実際に知人のアイテムボックスなのか中身を見て確認したいし、試したいこともあるから持ち出せるだけ持ってきてほしい、と頼まれたのがついさっき。
直前まで盗んでしまっているという後ろめたさがあった自分は渋っていたのだが「勝手に持ち出しても彼は別に怒りませんよ。それに、もういないのですから……気にする必要はありません。」
と押し切られてしまった。
そういった経緯で一度に抱えられるだけの量を持って出てきたのである。
しかし今まで触ったこともないのに時計を解体するなんて、サラは一体何を考えているのだろうか。

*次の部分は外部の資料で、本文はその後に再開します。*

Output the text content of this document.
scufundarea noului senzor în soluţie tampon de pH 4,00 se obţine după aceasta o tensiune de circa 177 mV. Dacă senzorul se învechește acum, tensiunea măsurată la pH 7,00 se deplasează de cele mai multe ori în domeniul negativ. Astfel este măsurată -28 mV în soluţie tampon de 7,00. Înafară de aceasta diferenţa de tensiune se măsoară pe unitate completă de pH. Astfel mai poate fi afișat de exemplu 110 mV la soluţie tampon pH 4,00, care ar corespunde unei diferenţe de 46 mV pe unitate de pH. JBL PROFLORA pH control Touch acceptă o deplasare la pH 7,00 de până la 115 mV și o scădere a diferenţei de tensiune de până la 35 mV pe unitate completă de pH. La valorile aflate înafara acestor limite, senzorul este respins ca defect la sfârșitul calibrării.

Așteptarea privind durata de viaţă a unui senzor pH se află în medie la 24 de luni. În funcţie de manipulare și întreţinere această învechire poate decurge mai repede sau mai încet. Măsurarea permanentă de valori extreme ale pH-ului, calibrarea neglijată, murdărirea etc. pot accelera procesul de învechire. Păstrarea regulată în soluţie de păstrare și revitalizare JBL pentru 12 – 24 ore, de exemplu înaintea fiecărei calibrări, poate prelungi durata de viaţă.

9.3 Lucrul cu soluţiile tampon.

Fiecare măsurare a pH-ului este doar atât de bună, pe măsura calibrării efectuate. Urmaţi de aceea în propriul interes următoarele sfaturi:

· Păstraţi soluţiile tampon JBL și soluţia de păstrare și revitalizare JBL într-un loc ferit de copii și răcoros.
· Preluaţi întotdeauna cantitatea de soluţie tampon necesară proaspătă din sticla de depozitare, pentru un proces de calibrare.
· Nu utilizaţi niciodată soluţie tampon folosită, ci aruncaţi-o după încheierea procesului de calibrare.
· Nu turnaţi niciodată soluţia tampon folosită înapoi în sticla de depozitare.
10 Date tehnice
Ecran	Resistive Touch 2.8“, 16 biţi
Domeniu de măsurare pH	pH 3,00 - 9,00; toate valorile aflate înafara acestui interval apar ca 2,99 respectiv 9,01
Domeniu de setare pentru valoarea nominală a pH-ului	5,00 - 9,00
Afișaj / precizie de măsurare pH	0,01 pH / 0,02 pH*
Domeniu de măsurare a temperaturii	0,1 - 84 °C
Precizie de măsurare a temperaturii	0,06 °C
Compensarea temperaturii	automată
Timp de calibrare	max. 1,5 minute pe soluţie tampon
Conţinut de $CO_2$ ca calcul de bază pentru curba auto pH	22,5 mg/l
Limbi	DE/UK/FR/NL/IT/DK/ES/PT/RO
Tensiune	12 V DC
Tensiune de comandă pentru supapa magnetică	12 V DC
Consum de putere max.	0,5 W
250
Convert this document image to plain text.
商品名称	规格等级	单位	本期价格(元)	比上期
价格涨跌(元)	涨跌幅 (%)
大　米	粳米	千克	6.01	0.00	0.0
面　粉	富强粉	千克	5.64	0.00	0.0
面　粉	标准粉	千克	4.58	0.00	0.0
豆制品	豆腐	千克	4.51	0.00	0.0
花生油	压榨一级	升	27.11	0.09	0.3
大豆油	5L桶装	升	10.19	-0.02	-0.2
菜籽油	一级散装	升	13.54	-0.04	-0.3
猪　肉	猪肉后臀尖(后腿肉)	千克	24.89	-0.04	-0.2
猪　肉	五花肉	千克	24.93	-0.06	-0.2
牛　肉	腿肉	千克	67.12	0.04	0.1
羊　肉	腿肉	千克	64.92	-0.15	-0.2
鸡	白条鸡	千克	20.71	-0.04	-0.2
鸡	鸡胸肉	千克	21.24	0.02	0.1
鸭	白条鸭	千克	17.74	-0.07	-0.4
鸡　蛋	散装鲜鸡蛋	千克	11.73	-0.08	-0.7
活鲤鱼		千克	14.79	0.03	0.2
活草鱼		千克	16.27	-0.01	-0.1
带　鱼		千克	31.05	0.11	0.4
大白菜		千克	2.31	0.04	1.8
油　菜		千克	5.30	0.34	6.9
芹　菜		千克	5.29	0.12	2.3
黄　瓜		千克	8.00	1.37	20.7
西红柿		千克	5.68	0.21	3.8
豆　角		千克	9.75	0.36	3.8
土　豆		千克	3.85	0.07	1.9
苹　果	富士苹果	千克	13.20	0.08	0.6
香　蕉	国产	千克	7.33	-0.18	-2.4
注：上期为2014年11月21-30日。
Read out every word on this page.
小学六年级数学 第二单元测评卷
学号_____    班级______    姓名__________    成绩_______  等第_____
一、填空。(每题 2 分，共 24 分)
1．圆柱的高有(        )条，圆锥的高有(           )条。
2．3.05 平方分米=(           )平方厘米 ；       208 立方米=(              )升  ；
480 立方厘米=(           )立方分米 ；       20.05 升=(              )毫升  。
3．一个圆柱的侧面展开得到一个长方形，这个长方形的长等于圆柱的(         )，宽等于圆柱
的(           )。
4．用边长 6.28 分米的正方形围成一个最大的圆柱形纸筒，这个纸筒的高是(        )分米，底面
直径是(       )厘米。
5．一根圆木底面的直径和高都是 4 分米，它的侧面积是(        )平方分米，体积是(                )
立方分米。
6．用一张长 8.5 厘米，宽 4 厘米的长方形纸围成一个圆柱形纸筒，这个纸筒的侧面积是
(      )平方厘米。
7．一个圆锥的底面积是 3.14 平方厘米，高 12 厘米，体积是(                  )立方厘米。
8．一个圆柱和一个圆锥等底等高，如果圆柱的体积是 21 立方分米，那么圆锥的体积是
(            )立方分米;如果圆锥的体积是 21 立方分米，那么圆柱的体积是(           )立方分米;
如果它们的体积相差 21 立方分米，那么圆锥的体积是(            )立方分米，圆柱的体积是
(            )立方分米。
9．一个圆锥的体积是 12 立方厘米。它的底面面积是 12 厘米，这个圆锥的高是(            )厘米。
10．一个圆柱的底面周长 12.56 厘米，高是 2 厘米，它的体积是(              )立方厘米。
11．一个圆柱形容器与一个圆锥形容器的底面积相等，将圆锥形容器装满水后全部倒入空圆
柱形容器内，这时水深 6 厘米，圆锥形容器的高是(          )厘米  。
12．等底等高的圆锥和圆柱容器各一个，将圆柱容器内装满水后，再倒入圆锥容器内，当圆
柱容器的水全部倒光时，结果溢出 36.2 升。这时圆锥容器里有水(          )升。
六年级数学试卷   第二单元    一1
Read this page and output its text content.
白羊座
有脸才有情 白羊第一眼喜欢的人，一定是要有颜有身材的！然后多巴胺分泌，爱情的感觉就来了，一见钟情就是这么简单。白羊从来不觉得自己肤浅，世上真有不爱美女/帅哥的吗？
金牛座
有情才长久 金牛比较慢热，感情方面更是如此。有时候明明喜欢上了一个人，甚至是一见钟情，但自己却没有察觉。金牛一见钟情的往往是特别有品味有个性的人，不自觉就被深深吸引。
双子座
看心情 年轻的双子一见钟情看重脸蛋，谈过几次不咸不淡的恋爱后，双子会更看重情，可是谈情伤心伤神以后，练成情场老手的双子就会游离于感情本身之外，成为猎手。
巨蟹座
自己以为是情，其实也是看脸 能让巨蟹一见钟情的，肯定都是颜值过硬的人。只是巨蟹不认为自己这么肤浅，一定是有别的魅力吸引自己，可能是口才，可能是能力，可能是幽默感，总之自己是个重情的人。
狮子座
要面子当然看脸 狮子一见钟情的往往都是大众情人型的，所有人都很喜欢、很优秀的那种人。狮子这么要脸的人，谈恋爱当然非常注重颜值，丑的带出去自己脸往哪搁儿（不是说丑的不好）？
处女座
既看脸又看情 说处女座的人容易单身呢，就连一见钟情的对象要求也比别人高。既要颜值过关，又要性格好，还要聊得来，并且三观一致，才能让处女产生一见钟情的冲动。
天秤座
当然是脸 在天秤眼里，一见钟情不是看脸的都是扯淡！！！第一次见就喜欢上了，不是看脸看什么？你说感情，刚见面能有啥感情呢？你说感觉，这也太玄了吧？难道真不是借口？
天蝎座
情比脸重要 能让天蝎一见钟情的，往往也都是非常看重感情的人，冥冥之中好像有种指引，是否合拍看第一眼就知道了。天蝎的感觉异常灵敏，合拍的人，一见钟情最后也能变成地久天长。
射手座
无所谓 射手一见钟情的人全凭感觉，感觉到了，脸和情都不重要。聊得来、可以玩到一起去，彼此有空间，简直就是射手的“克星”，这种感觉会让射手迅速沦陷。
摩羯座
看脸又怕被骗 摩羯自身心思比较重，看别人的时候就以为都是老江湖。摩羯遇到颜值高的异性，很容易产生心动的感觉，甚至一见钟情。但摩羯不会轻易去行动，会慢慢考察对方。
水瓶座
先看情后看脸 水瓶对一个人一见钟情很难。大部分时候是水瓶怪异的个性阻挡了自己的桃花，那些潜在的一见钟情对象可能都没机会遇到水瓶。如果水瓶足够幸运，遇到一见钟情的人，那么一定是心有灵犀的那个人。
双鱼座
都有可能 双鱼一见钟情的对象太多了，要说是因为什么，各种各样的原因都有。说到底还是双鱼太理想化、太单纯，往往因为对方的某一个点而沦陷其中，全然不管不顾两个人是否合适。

中身を見て確認などと言っていたが、最初に見せた懐中時計で誰の空間であるか確信を持っていたようなので間違いなく方便だ。だから試したい事というのが目的なのだろうが、時計に関しては素人であるという。もしかして時計ではなく構造に興味があるとかだったりするのだろうか。
そもそも一目見ただけで誰のものか特定できていたのだから、空間の保有者だった人物とはそれなりに親しい間柄だったのではないだろうか。そうであったとしたら、いま彼女は何を思っているのだろうか。
…………いや、今一番に解消すべき疑問は他にあるだろう。それは、
「死んでしまった人のアイテムボックスの中身は永遠に失われる」
「ーっ!」
つぶやいた言葉にサラは部品に視線を向けたまま動きを止めた。
ちょうど取り外していた小さな歯車が手元から落下し、テーブルの上を転がって部品の山に埋もれて消える。
「…………あなたが疑問に思わないと考える方が不自然でしたね。」
サラはしばらく黙り込んでいたが、やがて時計から視線を動かさないまま解体を再開した。黙々と作業を続けるサラの考えは読み取ることができない。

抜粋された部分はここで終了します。